Première controverse d'«Un village français» ou la mémoire de l’Occupation

La première controverse concerne la mémoire de la France sous l’Occupation. Elle donnera lieu à un entretien croisé entre deux historiens, Henry Rousso et Pierre Laborie. Un extrait de la série avec les éclairages et positions de ces deux spécialistes. Le décor campé, vous pourrez réagir à leurs propos et lancer les débats.

La première controverse concerne la mémoire de la période de la France sous l’Occupation. Elle donnera lieu à un entretien croisé entre deux historiens, Henry Rousso et Pierre Laborie, qui ont marqué, par leurs travaux, la recherche dans ce domaine depuis maintenant une génération[1]. Nous leur demanderons quelle place occupe selon eux la série Un Village français dans l’histoire de la mémoire de la France occupée et quelles sont les caractéristiques à décrypter de ce récit fictionnel qui s’est donné comme ambition de donner épaisseur humaine à la complexité de faits historiques.

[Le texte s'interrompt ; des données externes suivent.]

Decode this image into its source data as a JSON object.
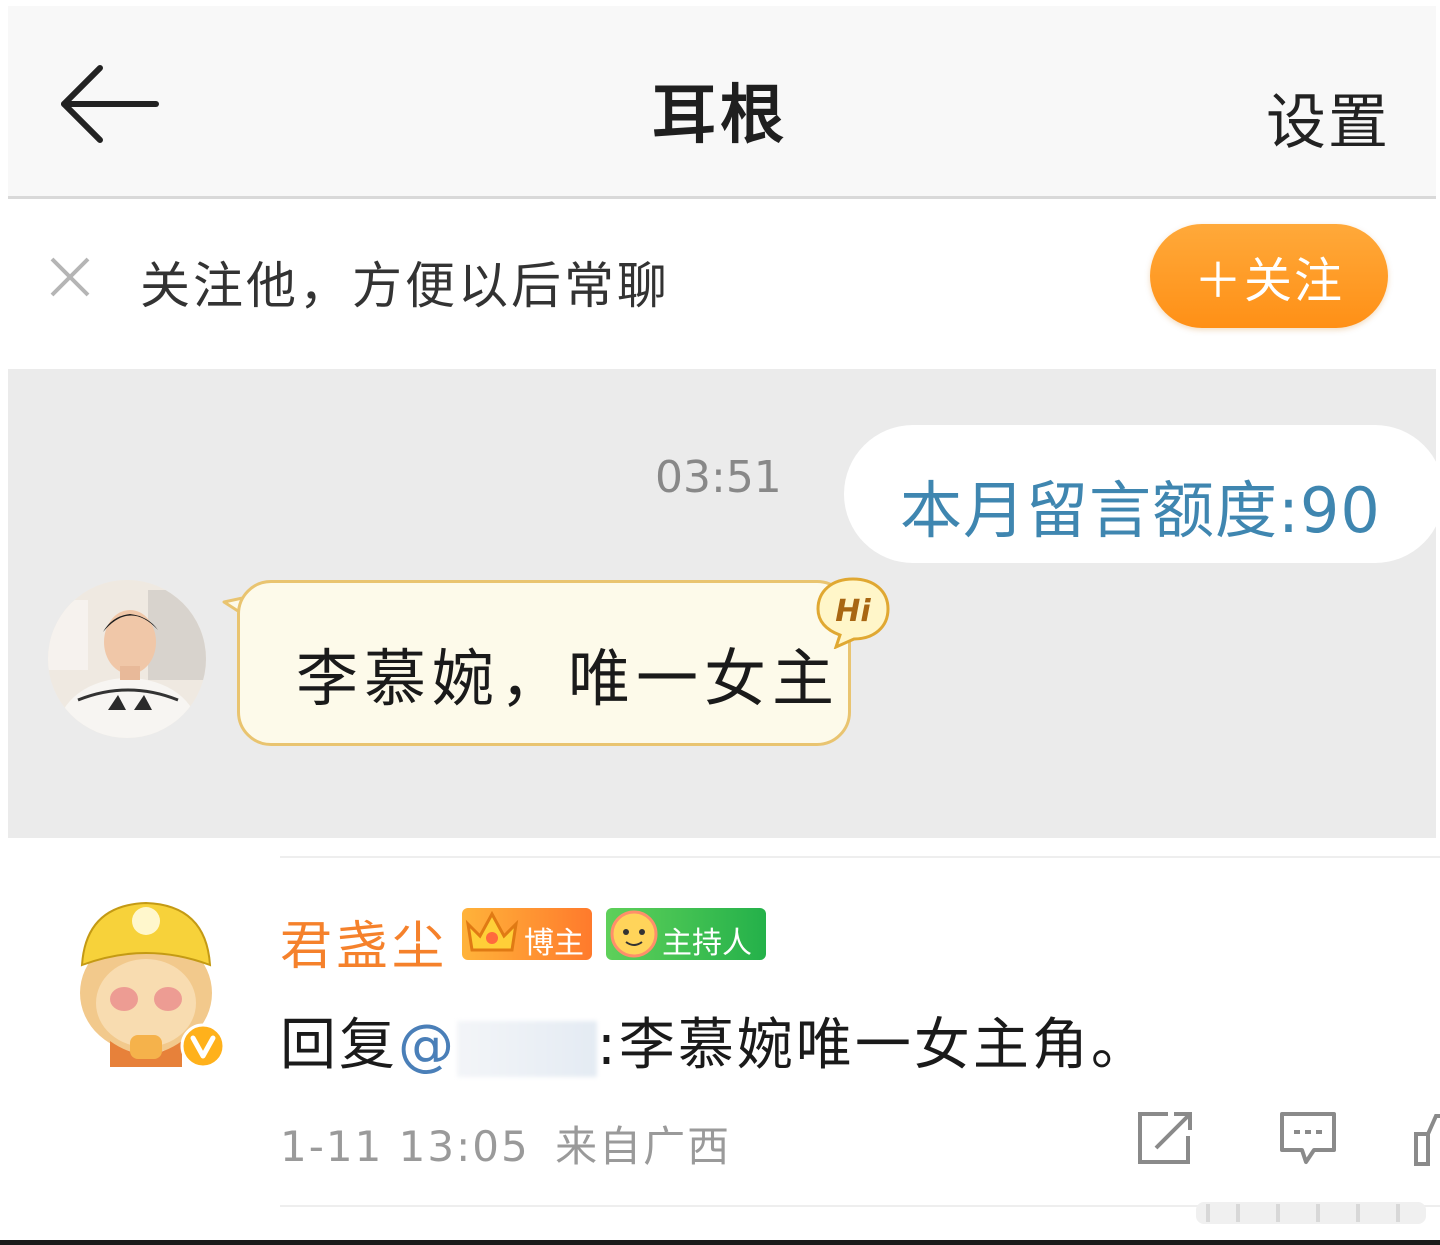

Diffusée sur France 3 depuis juin 2009, la série Un Village français s’apprête à vivre sa septième et dernière saison. Cette production audiovisuelle, qui a rassemblé entre 3 et 5 millions de téléspectateurs devant le petit écran, raconte la vie de gens ordinaires dans une sous-préfecture fictive du Jura, Villeneuve, pendant l’occupation allemande entre 1940 et 1945. Présentée par son auteur et coproducteur, Frédéric Krivine, comme l’écriture d’une nouvelle page de la mémoire de cette période fondée sur un « point de vue fragmenté », cette série constitue un véritable objet d’étude pour les historiens.

Un Village français pose de fait trois questions qui s’enchevêtrent : la question du récit historique, celle de la prise en compte de la recherche, et celle enfin de la fabrication d’une mémoire dite collective de ce passé par la diffusion d’une production audiovisuelle qui s’est trouvée immédiatement prolongée sur la Toile par des débats entre internautes (voir les forums de discussion qui lui sont consacrés depuis sa création).

Série chorale, Un village français porte la voix de plusieurs personnages principaux évoluant au gré des contraintes historiques dans une même unité de lieu, Villeneuve. Ce schéma narratif ainsi posé offre aux scénaristes et au conseiller historique de la série, l’historien Jean-Pierre Azéma, la possibilité d’expérimenter une multitude de situations et de comportements évolutifs censés couvrir le spectre des attitudes extrêmement variés des Français lors de l’Occupation et mettre ainsi fin à la lecture binaire résistant/collaborateur. Ce procédé narratif laissant une grande place aux ambigüités et complexités des situations et des personnes se trame, série oblige, sur fond d’aventures sentimentales riches en rebondissement qui plongent les individus dans un autre combat que se livrent cette fois les femmes et les hommes entre eux (séductions, conquêtes, passions, trahisons).

Si les auteurs de la série ont cherché à établir un consensus mémoriel par cette forme de récit, c’est sans compter d’autres acteurs, les historiens, qui évoluent sur les scènes académiques (livres, colloques, séminaires) à coup de controverses scientifiques. La recherche historique sur cette période évolue en effet dans un champ traversé par de vifs débats et des désaccords que nous proposons de rendre compte dans cette édition « Les controverses du village français », en donnant d’abord la parole aux historiens eux-mêmes, qui réagiront sur Un village français en les interrogeant sur les questions qu’une telle série soulève.

 


[1] Henry Rousso publie Le Syndrome de Vichy en 1987. Le livre de Pierre Laborie, L’Opinion française sous Vichy, paraît en 1990. Nous renvoyons également à son livre récent Le chagrin et le venin. La France sous l’Occupation, mémoire et idées reçues (2011).